Computer Vision in Azure AI solutions

Source: My personal notes from Course AI-102T00-A: Develop AI solutions in Azure - Microsoft Learn with labs from Exercises for Develop vision solutions in Azure

Use cases: create captions for image, image tagging, detect and locate objects and people

Existing models will respond with JSON with the image information. Response will include information like entity and the boundary box of the entity in the image.

Access can be using an SDK or API to submit images and get responses.

Use cases: get information from text like addresses, identifiers, numbers, photographer, license plates, and digitize notes

Optical character recognition (OCR) recognizes text and structure. Responses from the service include blocks and text and information for that block.

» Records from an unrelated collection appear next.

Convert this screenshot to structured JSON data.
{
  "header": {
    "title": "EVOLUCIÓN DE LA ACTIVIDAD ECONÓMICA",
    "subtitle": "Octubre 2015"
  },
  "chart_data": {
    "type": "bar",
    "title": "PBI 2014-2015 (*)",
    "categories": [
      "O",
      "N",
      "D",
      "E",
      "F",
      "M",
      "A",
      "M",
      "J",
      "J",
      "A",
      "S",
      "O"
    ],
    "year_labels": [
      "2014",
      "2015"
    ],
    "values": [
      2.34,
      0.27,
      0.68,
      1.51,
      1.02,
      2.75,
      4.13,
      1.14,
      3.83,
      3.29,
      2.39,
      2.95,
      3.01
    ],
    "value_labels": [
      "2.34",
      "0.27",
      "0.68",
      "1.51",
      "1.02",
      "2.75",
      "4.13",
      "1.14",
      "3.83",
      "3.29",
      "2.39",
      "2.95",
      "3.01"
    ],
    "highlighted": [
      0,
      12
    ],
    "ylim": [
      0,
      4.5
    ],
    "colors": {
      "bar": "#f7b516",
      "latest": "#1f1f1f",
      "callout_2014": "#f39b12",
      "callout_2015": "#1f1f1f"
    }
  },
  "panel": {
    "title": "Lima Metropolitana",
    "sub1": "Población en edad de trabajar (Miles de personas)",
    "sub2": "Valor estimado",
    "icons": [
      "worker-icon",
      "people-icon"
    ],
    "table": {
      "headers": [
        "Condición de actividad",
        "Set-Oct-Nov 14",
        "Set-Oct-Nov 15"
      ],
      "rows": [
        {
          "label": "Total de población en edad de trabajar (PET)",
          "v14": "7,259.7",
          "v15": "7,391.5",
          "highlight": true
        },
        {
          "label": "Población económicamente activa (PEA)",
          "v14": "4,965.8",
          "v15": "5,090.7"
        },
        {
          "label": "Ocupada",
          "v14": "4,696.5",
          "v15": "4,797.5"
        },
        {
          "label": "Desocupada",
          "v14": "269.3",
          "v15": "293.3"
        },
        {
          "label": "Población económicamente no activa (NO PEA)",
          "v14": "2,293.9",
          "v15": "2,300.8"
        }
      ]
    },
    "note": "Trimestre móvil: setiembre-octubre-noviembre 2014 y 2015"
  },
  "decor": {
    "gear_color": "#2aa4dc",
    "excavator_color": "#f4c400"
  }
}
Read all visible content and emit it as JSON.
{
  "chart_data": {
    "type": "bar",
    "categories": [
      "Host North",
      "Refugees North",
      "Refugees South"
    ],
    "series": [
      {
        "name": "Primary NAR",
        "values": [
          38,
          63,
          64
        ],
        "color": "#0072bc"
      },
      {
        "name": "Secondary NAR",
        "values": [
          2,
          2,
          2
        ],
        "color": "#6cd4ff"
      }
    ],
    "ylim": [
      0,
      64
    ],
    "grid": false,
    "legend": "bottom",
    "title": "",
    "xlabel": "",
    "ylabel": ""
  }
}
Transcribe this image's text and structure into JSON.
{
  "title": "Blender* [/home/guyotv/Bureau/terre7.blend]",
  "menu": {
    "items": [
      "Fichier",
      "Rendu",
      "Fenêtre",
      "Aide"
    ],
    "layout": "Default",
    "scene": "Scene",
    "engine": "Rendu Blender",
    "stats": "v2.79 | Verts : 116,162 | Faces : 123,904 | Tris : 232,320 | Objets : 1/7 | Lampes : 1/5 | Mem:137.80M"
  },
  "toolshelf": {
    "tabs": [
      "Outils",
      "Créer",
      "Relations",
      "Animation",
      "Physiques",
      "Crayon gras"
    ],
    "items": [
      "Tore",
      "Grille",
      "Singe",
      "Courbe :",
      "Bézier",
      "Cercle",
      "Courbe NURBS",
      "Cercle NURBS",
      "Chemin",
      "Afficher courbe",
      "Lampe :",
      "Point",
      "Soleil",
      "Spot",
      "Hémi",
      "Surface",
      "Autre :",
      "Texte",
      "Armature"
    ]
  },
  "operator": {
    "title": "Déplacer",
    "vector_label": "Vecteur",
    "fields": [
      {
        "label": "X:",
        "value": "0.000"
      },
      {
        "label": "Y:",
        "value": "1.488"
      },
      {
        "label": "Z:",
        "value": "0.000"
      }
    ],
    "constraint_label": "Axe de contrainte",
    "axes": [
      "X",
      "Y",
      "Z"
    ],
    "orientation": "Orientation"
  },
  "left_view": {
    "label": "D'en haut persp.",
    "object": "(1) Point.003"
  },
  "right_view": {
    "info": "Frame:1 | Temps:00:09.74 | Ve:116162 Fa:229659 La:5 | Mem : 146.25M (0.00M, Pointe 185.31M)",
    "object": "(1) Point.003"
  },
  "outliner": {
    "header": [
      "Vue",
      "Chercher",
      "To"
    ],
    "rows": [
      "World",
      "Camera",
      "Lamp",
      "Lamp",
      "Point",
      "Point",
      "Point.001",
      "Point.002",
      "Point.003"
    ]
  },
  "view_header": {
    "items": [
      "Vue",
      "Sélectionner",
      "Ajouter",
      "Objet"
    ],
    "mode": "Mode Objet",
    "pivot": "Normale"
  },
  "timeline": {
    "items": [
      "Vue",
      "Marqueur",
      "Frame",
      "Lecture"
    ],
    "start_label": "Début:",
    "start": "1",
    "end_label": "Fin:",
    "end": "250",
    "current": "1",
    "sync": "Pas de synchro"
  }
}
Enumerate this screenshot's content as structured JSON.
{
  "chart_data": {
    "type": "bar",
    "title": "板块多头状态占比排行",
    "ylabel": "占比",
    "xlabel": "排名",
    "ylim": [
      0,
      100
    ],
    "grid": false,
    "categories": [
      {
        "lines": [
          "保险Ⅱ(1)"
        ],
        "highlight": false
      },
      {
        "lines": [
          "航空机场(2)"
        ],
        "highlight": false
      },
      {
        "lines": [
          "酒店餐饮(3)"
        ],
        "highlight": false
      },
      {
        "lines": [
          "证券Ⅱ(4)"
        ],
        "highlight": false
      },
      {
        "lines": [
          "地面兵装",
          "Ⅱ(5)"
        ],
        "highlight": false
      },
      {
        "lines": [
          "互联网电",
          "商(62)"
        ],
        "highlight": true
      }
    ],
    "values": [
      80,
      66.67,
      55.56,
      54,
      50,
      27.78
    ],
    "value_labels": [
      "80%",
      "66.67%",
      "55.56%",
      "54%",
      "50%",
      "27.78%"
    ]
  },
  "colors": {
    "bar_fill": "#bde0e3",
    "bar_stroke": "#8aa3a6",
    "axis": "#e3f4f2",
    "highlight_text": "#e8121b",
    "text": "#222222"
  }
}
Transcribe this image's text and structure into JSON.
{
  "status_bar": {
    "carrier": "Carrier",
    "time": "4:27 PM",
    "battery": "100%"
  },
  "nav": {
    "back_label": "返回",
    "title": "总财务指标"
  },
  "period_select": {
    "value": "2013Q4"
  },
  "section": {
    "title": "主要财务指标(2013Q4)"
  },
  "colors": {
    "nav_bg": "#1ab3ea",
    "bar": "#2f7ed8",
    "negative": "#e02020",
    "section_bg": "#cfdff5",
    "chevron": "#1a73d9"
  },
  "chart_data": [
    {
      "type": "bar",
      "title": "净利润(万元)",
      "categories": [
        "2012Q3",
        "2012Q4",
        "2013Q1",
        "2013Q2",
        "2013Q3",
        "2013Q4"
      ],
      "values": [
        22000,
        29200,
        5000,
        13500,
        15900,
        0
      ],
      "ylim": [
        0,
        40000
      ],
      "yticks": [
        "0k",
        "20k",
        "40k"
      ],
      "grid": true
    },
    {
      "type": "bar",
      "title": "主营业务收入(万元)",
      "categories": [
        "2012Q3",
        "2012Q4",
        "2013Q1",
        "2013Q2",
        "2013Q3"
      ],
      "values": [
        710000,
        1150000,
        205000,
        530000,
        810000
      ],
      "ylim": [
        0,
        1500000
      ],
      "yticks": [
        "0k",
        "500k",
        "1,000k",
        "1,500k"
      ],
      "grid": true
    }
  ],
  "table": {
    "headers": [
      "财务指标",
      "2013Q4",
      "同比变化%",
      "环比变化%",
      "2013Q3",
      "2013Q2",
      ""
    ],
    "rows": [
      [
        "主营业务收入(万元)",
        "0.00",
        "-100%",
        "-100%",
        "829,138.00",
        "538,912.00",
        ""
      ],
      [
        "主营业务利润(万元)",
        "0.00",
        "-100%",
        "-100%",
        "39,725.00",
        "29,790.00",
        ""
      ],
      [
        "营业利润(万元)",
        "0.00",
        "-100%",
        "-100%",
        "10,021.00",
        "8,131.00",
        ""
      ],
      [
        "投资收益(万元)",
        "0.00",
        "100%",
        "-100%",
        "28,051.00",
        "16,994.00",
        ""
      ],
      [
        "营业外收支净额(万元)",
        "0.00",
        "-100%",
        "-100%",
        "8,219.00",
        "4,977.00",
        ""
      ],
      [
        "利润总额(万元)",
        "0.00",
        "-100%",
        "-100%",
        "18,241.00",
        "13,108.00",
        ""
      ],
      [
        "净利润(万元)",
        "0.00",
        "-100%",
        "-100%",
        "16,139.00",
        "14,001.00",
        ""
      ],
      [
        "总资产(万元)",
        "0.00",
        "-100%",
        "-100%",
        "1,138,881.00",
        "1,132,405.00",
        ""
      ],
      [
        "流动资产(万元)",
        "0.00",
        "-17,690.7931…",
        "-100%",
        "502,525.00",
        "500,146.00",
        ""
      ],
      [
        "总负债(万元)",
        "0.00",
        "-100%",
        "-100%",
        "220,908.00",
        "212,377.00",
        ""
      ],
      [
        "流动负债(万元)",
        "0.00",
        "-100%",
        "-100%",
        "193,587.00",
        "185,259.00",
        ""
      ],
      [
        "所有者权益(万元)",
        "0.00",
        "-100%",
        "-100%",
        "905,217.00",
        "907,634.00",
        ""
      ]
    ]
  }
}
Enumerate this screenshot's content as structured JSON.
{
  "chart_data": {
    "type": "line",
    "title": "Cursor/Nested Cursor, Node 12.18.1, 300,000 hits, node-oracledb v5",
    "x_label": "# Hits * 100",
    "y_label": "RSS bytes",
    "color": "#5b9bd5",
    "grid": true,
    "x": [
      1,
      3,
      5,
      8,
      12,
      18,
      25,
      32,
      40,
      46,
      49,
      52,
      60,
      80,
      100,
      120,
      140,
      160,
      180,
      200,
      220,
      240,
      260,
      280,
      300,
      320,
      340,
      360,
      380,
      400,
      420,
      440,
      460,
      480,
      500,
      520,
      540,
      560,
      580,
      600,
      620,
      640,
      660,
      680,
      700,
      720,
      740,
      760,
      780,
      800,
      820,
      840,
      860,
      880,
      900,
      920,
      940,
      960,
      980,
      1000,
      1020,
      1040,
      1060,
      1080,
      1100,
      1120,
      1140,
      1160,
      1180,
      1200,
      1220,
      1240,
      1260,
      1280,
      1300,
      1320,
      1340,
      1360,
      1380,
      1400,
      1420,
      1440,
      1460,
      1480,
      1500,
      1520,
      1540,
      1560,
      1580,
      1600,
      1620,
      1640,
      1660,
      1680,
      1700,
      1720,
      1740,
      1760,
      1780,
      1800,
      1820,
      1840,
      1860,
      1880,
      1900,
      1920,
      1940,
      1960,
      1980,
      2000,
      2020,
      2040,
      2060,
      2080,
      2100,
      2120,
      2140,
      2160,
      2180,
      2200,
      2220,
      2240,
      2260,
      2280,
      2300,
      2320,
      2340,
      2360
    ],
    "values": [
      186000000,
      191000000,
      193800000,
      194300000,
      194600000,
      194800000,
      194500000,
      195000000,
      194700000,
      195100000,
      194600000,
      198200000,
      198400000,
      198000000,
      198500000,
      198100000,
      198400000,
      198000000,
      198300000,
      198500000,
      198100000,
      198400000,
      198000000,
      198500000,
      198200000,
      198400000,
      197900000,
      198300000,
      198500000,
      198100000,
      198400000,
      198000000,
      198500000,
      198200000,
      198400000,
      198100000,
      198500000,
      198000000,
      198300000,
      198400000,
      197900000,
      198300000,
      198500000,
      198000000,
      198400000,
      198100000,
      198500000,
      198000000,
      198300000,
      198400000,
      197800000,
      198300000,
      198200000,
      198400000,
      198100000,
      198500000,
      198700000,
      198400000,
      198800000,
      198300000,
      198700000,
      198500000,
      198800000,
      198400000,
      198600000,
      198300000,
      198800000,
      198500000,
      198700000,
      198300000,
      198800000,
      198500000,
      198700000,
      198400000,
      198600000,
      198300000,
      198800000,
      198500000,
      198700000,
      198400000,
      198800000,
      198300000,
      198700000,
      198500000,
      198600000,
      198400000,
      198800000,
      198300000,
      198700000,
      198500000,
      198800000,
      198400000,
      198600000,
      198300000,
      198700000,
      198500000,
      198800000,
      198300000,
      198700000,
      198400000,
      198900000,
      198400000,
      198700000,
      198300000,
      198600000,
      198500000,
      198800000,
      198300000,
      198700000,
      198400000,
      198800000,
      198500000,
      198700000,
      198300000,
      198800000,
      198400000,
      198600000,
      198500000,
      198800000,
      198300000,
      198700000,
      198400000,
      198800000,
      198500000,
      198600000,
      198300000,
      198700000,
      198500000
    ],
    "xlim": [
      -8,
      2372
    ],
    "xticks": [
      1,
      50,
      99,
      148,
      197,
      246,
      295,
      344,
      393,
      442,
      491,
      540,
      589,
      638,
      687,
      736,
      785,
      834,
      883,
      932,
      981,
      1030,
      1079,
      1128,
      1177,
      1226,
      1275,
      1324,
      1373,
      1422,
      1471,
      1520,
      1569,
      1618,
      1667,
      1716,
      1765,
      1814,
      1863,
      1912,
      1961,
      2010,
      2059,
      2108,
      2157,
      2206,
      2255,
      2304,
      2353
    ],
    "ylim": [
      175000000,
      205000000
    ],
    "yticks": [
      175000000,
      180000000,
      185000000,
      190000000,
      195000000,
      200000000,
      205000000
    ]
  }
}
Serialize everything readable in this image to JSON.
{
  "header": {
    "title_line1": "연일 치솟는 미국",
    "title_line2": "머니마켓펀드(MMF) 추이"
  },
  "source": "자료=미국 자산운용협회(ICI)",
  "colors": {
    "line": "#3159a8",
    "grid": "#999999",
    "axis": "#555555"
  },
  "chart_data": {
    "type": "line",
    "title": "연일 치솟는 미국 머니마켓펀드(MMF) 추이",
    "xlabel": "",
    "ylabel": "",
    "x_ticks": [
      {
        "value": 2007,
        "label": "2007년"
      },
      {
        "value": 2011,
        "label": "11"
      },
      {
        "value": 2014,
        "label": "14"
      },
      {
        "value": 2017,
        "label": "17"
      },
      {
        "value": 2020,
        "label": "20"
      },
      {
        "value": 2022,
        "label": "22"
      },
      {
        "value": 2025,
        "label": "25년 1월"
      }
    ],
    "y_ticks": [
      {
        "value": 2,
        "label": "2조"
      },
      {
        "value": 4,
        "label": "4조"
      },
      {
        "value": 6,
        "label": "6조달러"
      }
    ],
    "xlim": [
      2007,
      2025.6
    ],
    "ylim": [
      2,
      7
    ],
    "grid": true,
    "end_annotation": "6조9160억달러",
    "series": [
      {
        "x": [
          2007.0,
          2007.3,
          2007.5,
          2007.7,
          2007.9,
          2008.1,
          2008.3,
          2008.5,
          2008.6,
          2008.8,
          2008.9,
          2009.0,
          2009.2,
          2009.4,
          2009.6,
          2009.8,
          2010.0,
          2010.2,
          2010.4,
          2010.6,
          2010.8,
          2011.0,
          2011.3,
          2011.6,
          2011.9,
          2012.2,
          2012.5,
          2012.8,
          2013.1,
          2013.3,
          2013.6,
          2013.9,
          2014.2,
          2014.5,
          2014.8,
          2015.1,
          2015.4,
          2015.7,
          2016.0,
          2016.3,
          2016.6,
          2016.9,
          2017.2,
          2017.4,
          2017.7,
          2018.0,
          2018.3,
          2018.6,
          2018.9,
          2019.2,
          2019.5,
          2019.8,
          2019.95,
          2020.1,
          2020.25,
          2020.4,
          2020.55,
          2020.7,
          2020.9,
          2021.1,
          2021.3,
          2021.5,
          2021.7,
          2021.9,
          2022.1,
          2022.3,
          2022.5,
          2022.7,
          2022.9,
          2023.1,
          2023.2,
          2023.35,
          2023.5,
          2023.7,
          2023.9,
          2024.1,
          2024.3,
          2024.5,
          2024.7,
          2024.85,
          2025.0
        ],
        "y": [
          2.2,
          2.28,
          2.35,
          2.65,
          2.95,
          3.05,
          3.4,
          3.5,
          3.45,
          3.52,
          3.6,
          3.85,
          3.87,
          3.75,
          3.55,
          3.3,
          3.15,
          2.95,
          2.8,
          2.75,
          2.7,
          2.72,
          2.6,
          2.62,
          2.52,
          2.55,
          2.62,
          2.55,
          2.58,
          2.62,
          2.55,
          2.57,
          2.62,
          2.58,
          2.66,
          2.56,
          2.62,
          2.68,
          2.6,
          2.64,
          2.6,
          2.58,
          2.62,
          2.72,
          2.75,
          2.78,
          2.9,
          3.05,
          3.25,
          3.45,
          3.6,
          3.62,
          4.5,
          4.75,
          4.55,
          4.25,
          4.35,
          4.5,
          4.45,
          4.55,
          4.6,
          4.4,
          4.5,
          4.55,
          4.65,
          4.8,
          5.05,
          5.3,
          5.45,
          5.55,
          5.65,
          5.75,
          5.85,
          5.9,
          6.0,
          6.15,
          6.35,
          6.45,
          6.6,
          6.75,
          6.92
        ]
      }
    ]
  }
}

Example solution: A camera periodically uploads images to blob storage. On an event, the code checks for an update, extracts entities and responds.

Facial Recognition: Detect, Analyze And Recognize Faces

Section titled “Facial Recognition: Detect, Analyze And Recognize Faces”

Use cases: detect and locate faces, analyze facial features.

Using Azure AI face services requires approval due to sensitivity and are used for facial recognition solutions. For features, see Computer Vision (CV) Concepts and in Azure - Computer Vision (CV) Concepts and in Azure

Accessing Azure AI Vision Face resources can be done using Face SDK to get detection and face attributes and features responses.

Use case: classify images (categorization) and detect object(s) and classify them

Classification can be:

  • Multi class where each image is tagged with 1 class label from several, for example apple from [apple, orange, pineapple, banana].
  • Multi label where each image can be tagged with multiple classes, for example fruit bowl with apple, orange, and banana

Example solutions: Food processing where image classification checks for “good” versions of a food product and remove “bad” versions. Medical imaging checks if a disease is present or not.

See Research Data - Mendeley Data for sample data sets to play with.

Models can be trained with custom classifications.

Multimodel generative AI model respond to prompts and return created content. Prompts can include text, speech, and images and typically include a text part and media part.

Uses prompt to create images.

Image generation can have responsible AI implications like other generative AI with malicious use.

Create Azure AI vision resource and using the SDK, submit images for captions, entity location, get objects, tagging, and people identification.

Create a face service and using the SDK, submit images for face detection and boundary box location.

Use the OpenAI DALL-E generative AI model like dall-e-3 to create images and OpenAI Python SDK to create a simple app to generate images based on prompts.